Solved – Cross-entropy for comparing images

cross entropyentropyimage processingmachine learning

Suppose we have two greyscale images which are flattened to 1d arrays: $y=(y_1, y_2, \ldots, y_n)$ and $\hat{y} = (\hat{y}_1, \hat{y}_2, \ldots, \hat{y}_n)$ with pixel values in $[0,1]$. How exactly do we use cross-entropy to compare these images?

The definition of cross entropy leads me to believe that we should compute $$-\sum_{i} y_i \log \hat{y}_i,$$ but in the machine learning context I usually see loss functions using "binary" cross entropy, which I believe is $$ -\sum_i y_i \log \hat{y}_i – \sum_i (1-y_i) \log (1-\hat{y}_i).$$

Can someone please clarify this for me?

Best Answer

The cross-entropy between a single label and prediction would be

$$L = -\sum_{c \in C} y_{c} \log \hat y_{c}$$

where $C$ is the set of all classes.

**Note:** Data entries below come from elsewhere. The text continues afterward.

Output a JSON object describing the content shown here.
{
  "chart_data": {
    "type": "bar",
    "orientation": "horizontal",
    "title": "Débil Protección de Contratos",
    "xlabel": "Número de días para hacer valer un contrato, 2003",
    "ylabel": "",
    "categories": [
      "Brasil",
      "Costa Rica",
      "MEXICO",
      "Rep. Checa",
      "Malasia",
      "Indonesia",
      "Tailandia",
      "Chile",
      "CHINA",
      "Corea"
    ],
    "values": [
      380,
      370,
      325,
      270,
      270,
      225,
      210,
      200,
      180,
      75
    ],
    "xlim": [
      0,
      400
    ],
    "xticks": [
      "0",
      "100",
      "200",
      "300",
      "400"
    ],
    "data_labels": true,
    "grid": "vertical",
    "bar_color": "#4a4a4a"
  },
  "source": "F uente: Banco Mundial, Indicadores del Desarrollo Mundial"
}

This is the first expression in your post. However, we need to sum over all pixels in an image to apply this:

$$L = -\sum_{i \in I} \sum_{c \in C} y_{i,c} \log \hat y_{i,c}$$

where $I$ is the set of pixels in an image and with $y_{i,c}$ being an indicator variable for whether the $i$th pixel is in class $c$.

In the binary case, we only have two classes: $0$ and $1$.

$$L = -\sum_{i \in I} \left( y_{i,0} \log \hat y_{i,0} + y_{i,1} \log \hat y_{i,1} \right)$$

Since $y_{i,0} + y_{i,1}$ must necessarily sum to 1, we can also just drop the class indices and denote $y_i = y_{i,0}$ and $1-y_i = y_{i,1}$.

$$L = -\sum_{i \in I} \left( y_i \log \hat{y_i} + (1-y_i) \log (1-\hat y_i) \right)$$

This is where the second equation in your post comes from.